Twice in the past few years Cynthia has had minor but unpleasant surgery, for cysts that turned out to be benign, and she thinks of these operations now; she is reminded of their scheduled unpleasantness. Of feeling well, but knowing that at 7 a.m. she would be rolled onto a gurney and wheeled into a green operating room, from which she would later emerge and wake up feeling terrible. She now feels well, really, but knows that at about five-thirty they will arrive at the house, where they will open a familiar door, and see—something horrible.
She looks across at Roger, whose face is tense, and she decides not to tell him about this analogy. He feels bad enough already. Besides, he has never had an operation.
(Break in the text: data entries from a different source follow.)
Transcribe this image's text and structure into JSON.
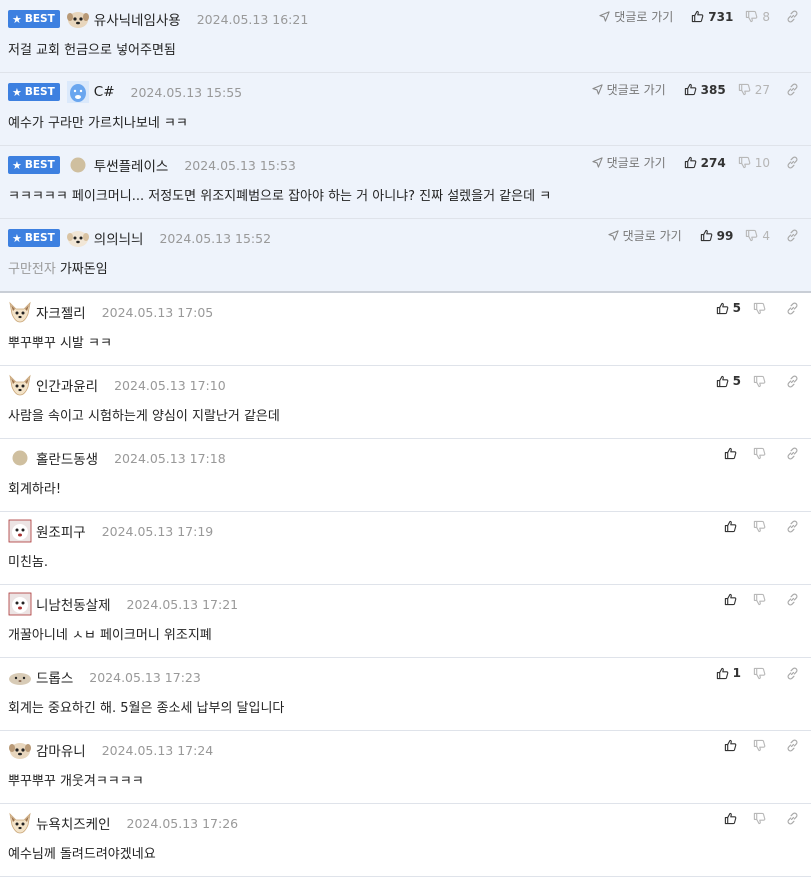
{
  "best_badge_label": "BEST",
  "goto_label": "댓글로 가기",
  "colors": {
    "best_bg": "#eef3fb",
    "badge": "#3d80e0"
  },
  "comments": [
    {
      "best": true,
      "nick": "유사닉네임사용",
      "date": "2024.05.13 16:21",
      "prefix": "",
      "text": "저걸 교회 헌금으로 넣어주면됨",
      "up": "731",
      "down": "8",
      "avatar": "dog-avatar"
    },
    {
      "best": true,
      "nick": "C#",
      "date": "2024.05.13 15:55",
      "prefix": "",
      "text": "예수가 구라만 가르치나보네 ㅋㅋ",
      "up": "385",
      "down": "27",
      "avatar": "blue-bear-avatar"
    },
    {
      "best": true,
      "nick": "투썬플레이스",
      "date": "2024.05.13 15:53",
      "prefix": "",
      "text": "ㅋㅋㅋㅋㅋ 페이크머니... 저정도면 위조지폐범으로 잡아야 하는 거 아니냐? 진짜 설렜을거 같은데 ㅋ",
      "up": "274",
      "down": "10",
      "avatar": "circle-avatar"
    },
    {
      "best": true,
      "nick": "의의늬늬",
      "date": "2024.05.13 15:52",
      "prefix": "구만전자",
      "text": "가짜돈임",
      "up": "99",
      "down": "4",
      "avatar": "puppy-avatar"
    },
    {
      "best": false,
      "nick": "자크젤리",
      "date": "2024.05.13 17:05",
      "prefix": "",
      "text": "뿌꾸뿌꾸 시발 ㅋㅋ",
      "up": "5",
      "down": "",
      "avatar": "fox-avatar"
    },
    {
      "best": false,
      "nick": "인간과윤리",
      "date": "2024.05.13 17:10",
      "prefix": "",
      "text": "사람을 속이고 시험하는게 양심이 지랄난거 같은데",
      "up": "5",
      "down": "",
      "avatar": "fox-avatar"
    },
    {
      "best": false,
      "nick": "홀란드동생",
      "date": "2024.05.13 17:18",
      "prefix": "",
      "text": "회계하라!",
      "up": "",
      "down": "",
      "avatar": "circle-avatar"
    },
    {
      "best": false,
      "nick": "원조피구",
      "date": "2024.05.13 17:19",
      "prefix": "",
      "text": "미친놈.",
      "up": "",
      "down": "",
      "avatar": "photo-avatar"
    },
    {
      "best": false,
      "nick": "니남천동살제",
      "date": "2024.05.13 17:21",
      "prefix": "",
      "text": "개꿀아니네 ㅅㅂ 페이크머니 위조지폐",
      "up": "",
      "down": "",
      "avatar": "photo-avatar"
    },
    {
      "best": false,
      "nick": "드롭스",
      "date": "2024.05.13 17:23",
      "prefix": "",
      "text": "회계는 중요하긴 해. 5월은 종소세 납부의 달입니다",
      "up": "1",
      "down": "",
      "avatar": "hamster-avatar"
    },
    {
      "best": false,
      "nick": "감마유니",
      "date": "2024.05.13 17:24",
      "prefix": "",
      "text": "뿌꾸뿌꾸 개웃겨ㅋㅋㅋㅋ",
      "up": "",
      "down": "",
      "avatar": "dog-avatar"
    },
    {
      "best": false,
      "nick": "뉴욕치즈케인",
      "date": "2024.05.13 17:26",
      "prefix": "",
      "text": "예수님께 돌려드려야겠네요",
      "up": "",
      "down": "",
      "avatar": "fox-avatar"
    }
  ]
}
They have so often driven this exact route that it is possible to be blind to the racing views: the elaborate motel-restaurant clusters, the curious isolated bars that now advertise TOPLESS AND BOTTOMLESS. It is possible to ignore the strong homey smell of onions as they pass the packing plant at Vacaville.
Cynthia is, in fact, thinking about her first visit to that house, when the now familiar door first opened, and she saw that most beautiful room, that house.
It was nine months ago, a warm September day, air that held the barest hint of fall. Cynthia and Roger had only met in June, had been lovers (“in love”) for almost that long, an enchanted summer of discovery. They moved back and forth between Cynthia’s rambling, ferny Mission District flat, and Roger’s trim Telegraph Hill apartment, which held no traces of former wives, or, indeed, little sense of Roger himself. He apologized for its austereness, saying that it wasn’t really where he lived, and he showed her pictures of his true house: long, low-lying, shingled, with a slate roof and stone chimney, on the river. In some pictures there were banks of snow up to the level of the row of windows. Cynthia said yes, it was really beautiful. And still she was unprepared.
They drove across the narrow black bridge; they turned onto a white dirt road, through a meadow of tall grasses, between tall strict dark pines, toward the house. It looked like its pictures, only more beautiful. The shingles just turning silver, the leaves of a wild rosebush beside the steps just yellowing. Cynthia felt her face smile automatically, and at the same time she felt a queasy excitement, in some unspecified place.
They got out of the car, in the clean pine-smelling air, in the sounds of the rushing river, and walked up flagstone steps, across a stone porch, to a massive brassbound door. Which, first putting down their suitcases, Roger with difficulty unlocked. “It always sticks,” he affectionately said; he might have been speaking of an unruly pet.